Although many times we speak of emotions or feelings as if they were synonyms, the truth is that they are not exactly. To differentiate emotion from feeling in an easy way, we can say that emotion is a short-term physiological, cognitive and behavioral reaction to a specific stimulus that causes the following 7 basic emotions: sadness, joy, fear, anger, disgust, surprise, or shame.
The feelings, on the other hand, are the result of the evaluation that we make of the emotions. This is a more lasting and stable state of mind. To give a practical example, we can say that a whole range of different feelings can open up from the sadness emotion: hopelessness, loneliness, despondency, apathy, ... depending on the psychological evaluation we make of that first emotional reaction.
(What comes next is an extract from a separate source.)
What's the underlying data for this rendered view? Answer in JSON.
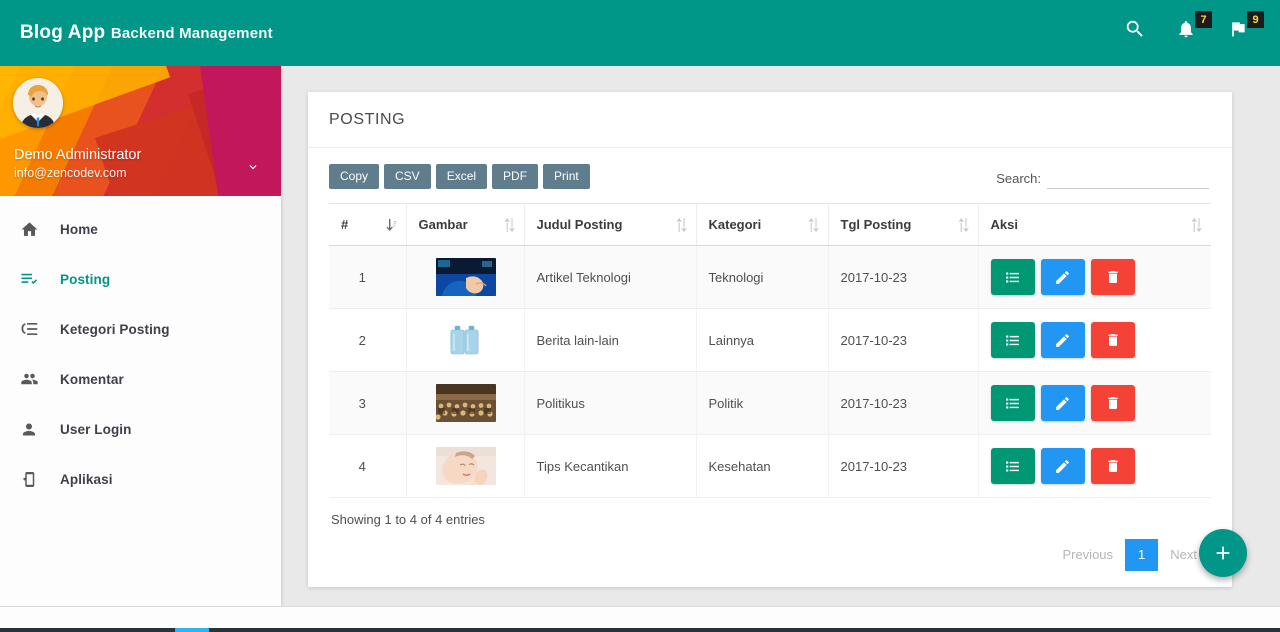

So the feelings that are nothing but the conscious and subjective evaluation of emotions, they can be educated just like we do with emotions: through games, stories or different activities that we can carry out with children.
In order to educate feelings and emotions, we must:
1. Provide children with the necessary emotional vocabulary to identify how they feel, working on self-knowledge (ability to name our emotions and feelings).
2. Stimulate the acquisition of social skills as important as empathy, that is, that they are able to put themselves in the place of the other, recognize and accept their physical, cultural or emotional differences.
3. Work on self-control, the ability to handle strong emotions and not get carried away by the first impulse.
For this we can use different resources like the ones we propose here.
1. We can create our own album of emotions and feelings collecting photos of people, animals or cartoons that express different emotional states. It is about observing the images, which we can cut out of magazines or newspapers, and name the emotion it represents.
Once identified, we ask the child to explain to us what could have made that person feel this way, how he would feel in his place and what he could do in case he needs help. In this way we work on the emotional vocabulary, we evaluate the emotion generating a feeling and finally we look for the empathic relationship between the character and the child.
2. The stories and tales They are undoubtedly an excellent material for working on children's emotions and feelings as they provide the right climate to establish an excellent connection with what our little ones feel.
Currently there are a multitude of titles focused on working, for example jealousy, joy, sadness, loneliness, ... but it is not necessary that we acquire them all, any classic story or not, is perfectly valid to educate the feelings of children .
In all of them we see various feelings reflected in which we can emphasize and reflect together with the children about what is happening and why. Generally, the stories that are presented in them show the consequences of not having control over emotions or offer adequate answers to how to manage anger.
3. Play 'Now I feel ... because ...' . This is a game that we can put into practice at any time, it is about the child learning to think and verbalize how they feel in a certain situation, for example when they lose a toy, watch TV or go to the park.
The best thing is for the adult to start by saying, for example 'Now I feel happy because I'm with you', 'Now I feel calm because I'm at home',…. These examples facilitate emotional expression and generate the conscious evaluation that gives rise to the feeling that arises from it.
These are just three examples of how to educate children's feelings. Any everyday situation is an excellent opportunity to offer children the emotional tools they will need for the rest of their lives: self-knowledge, self-control, social skills and responsible decision-making.